Overall, Mr. Fliegelman said, more deals are likely to involve books of business or subsidiaries than whole companies, as Liberty Mutual is doing with its Prudential purchase.

Such smaller deals are "probably a lot more likely to work out. You know exactly what you are getting, and they are very specific, discrete, well-thought-out transactions," he said.

The economies of scale from combining two companies are not always obvious in the insurance sector, he said. In addition, he pointed out, "the general perception is that most transactions don't work particularly well for the acquiring shareholder."

Those shareholders may be less likely to support an acquisition or merger if they share that skeptical perception, he said.

Analysts agree that, despite some recent big-deal rumors, banks are unlikely to be buyers in the next phase of insurance company consolidation.

"There aren't too many banks lining up to buy insurers," Mr. Fliegelman said.

"As much as I would love to say banks and insurance companies are getting together," Mr. Nigh said, "I don't see it happening in the next 10 years." Though some banks and insurers might combine into large financial services conglomerates, he said, the true bancassurance model - with products and services integrated across the whole company - is still years away for U.S. firms.

Some banks and insurers are still toying with the idea - through alliances, discussions, and deal rumors - of combining. However, the deal that would have been the news of the year on this front never materialized.

News reports this month said that FleetBoston Financial Corp. had been in talks this spring to combine with John Hancock Financial Services Inc. but that the talks had been broken off.

John Hancock's chief executive officer, David D'Alessandro, has been an outspoken proponent of consolidation, though he has long tagged his company as a buyer, not a seller.

A spokesman for Hancock said the company would not comment further on consolidation in the industry.

Other insurance companies have also expressed interest in buying, including Manulife Financial Corp. of Canada. It tried to buy Canada Life this year but lost out to a bid from Great-West Lifeco of Winnipeg, Canada. That abortive venture suggests, however, that Manulife may still be looking.

Another Toronto insurer, Sun Life Financial, has already done deals in the United States, buying Keyport Life Insurance Co. in October 2001. A company spokesman said it does not comment on M&A plans.

Another deal rumor linked American International Group Inc., the giant insurer, with Capital One, a credit card company. However, the industry is still waiting for the rush of Citigroup-scale deals that were predicted after Gramm-Leach-Bliley's enactment in 1999.

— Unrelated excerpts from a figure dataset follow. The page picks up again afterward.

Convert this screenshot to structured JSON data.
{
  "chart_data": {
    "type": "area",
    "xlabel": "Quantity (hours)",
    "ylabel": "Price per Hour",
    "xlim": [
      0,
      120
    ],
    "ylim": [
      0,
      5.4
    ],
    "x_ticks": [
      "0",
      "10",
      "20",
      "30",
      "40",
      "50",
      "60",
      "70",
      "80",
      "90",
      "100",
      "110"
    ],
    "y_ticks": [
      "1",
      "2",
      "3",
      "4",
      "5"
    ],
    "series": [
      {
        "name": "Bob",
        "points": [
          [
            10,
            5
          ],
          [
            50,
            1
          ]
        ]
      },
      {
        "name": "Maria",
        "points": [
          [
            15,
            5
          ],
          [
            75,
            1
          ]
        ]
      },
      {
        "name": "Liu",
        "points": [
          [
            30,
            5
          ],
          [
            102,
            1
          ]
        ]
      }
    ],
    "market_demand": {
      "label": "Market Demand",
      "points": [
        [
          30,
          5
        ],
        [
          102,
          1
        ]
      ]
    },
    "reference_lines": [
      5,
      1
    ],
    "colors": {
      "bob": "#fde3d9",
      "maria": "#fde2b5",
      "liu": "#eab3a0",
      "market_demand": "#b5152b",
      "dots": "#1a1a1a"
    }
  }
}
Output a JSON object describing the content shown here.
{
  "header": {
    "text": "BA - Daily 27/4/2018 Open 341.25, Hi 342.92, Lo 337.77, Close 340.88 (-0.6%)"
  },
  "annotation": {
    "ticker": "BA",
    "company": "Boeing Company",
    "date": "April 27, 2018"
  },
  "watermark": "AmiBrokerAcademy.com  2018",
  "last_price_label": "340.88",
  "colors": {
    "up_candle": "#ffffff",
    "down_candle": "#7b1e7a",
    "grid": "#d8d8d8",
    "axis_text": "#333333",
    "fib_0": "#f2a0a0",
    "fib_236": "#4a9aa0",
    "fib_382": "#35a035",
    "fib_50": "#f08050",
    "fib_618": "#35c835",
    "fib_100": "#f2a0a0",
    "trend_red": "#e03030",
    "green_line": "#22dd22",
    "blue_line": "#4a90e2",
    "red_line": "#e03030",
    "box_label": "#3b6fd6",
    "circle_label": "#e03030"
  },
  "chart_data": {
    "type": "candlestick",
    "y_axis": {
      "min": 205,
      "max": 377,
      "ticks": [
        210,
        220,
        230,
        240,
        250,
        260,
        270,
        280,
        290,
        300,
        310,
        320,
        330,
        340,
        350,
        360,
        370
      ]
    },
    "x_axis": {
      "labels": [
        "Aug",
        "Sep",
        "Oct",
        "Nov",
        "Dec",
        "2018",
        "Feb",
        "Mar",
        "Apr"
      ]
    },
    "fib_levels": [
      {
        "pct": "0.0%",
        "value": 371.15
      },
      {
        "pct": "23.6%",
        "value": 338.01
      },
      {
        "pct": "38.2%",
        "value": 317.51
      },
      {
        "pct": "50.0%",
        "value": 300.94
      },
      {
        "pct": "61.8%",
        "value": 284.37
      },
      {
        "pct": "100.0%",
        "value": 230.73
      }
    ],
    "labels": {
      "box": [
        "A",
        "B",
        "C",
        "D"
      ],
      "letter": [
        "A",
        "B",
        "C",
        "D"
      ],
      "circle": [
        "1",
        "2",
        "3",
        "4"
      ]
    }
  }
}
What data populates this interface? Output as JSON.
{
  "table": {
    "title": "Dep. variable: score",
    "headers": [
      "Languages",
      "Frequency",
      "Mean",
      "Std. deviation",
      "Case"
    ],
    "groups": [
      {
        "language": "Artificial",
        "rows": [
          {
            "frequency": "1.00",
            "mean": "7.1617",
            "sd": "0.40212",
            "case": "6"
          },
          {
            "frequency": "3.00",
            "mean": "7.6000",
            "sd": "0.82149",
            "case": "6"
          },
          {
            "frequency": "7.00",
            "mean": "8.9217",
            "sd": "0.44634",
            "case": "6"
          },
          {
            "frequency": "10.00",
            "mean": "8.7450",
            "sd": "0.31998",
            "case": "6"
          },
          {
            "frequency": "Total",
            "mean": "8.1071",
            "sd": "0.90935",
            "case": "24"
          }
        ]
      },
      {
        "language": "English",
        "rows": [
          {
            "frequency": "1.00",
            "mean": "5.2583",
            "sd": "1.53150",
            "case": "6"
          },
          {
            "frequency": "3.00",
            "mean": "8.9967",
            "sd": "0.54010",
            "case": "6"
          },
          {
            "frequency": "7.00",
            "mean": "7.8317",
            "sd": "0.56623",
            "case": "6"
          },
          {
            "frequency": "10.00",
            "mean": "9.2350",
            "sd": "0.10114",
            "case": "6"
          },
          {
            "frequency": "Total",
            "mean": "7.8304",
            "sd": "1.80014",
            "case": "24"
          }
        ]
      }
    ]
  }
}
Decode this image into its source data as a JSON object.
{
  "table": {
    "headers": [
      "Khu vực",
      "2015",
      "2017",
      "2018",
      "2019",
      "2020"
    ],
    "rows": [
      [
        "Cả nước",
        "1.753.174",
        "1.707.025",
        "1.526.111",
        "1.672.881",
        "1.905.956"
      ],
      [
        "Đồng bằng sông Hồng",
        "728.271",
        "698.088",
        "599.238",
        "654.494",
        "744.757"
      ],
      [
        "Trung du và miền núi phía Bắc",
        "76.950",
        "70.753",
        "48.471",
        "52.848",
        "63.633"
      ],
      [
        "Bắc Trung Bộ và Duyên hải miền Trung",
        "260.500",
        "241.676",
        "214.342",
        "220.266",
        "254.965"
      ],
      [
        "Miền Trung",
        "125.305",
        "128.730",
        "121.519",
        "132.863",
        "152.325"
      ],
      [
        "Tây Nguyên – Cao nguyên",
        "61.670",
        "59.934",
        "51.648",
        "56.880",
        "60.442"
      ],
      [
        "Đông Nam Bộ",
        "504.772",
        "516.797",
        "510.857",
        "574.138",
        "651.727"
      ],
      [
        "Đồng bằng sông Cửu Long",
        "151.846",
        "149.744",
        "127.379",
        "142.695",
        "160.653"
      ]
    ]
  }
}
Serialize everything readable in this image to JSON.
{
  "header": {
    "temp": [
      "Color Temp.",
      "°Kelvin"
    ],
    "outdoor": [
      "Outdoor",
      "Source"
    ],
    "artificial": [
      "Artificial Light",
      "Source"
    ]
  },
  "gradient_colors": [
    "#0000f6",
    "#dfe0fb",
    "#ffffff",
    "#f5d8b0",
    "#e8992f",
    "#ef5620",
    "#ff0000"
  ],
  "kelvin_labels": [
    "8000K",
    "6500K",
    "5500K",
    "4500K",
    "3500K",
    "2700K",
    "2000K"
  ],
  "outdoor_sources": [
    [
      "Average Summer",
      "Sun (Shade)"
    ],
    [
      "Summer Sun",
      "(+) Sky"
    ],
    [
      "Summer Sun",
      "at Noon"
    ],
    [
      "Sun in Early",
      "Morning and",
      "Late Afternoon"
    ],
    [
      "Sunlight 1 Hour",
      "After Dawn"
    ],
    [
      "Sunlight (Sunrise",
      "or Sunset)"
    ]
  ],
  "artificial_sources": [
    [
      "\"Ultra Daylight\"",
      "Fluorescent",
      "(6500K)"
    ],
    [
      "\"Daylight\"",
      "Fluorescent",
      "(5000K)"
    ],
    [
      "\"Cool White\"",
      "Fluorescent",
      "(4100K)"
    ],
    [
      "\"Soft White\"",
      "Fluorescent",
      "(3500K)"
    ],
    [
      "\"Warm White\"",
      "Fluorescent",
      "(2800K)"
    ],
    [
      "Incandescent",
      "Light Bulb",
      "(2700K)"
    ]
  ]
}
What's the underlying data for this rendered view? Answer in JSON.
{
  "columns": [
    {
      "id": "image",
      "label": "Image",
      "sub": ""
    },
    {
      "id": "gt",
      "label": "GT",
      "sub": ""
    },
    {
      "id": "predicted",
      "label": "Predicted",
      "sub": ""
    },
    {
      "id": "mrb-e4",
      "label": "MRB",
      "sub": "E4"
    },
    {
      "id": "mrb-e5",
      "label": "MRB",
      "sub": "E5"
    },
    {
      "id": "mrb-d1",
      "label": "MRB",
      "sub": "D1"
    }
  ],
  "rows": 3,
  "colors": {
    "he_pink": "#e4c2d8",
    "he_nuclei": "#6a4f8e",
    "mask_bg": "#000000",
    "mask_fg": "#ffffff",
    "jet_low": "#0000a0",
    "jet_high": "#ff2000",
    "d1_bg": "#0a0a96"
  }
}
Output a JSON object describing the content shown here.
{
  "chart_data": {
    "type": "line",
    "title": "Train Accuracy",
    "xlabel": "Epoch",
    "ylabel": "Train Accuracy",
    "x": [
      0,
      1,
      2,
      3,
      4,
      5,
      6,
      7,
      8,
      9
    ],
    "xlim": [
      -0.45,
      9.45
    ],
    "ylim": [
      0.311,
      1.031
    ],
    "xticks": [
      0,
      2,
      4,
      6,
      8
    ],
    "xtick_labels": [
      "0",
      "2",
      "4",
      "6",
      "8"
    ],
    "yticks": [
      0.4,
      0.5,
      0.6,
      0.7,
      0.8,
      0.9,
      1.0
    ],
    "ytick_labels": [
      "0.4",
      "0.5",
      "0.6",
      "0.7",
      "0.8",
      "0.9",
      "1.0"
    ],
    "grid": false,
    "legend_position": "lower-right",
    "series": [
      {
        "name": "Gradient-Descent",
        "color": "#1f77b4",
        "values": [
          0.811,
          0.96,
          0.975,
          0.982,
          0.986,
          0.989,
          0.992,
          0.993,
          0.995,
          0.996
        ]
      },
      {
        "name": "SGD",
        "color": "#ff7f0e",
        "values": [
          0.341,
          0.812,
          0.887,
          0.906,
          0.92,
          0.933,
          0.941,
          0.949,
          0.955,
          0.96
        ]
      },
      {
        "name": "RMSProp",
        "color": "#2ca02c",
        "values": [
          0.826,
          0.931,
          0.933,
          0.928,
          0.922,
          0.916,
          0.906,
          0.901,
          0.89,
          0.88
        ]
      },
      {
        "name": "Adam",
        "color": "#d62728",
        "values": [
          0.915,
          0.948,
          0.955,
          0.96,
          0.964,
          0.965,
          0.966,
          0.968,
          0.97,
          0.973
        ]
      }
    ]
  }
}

Mr. Nigh said the most successful bank-insurer mergers that do occur are likely to be among regional companies, which "have more nimbleness." Once the industry sees success at that level, then the larger players will follow suit, he predicted.

But U.S. banks and insurers remain skittish of each other, he said, in part because of their different cultures but also because "of the perception on the part of banks that their fundamental economics are superior to that of insurance companies."

This feeling reflects a misunderstanding of what constitutes value in an insurance company, Mr. Nigh said.

The Tillinghast survey of CFOs at top life insurance companies said 71% felt it was highly likely or possible that their company would buy a block of business in the next 12 months and that 49% said it was possible or likely their company would acquire another company.

More than 75% of respondents said they expect to expand their presence in North America and Asia. Respondents were mixed about expansion prospects in Europe and mostly negative about expanding in Latin America.

The CFOs listed numerous reasons that their companies would consider buying or selling a business. For purchases, the two top objectives were profitable growth, mentioned by 82%, and expanding and enhancing distribution, cited by 52%.

But the executives were also aware of the problems of completing a deal. These included the "disconnect" between sellers' and buyers' views of value, cited by 52%, as well as capital issues and cash constraints, mentioned by 46%.

This year's was the first Tillinghast survey of CFOs on the M&A environment.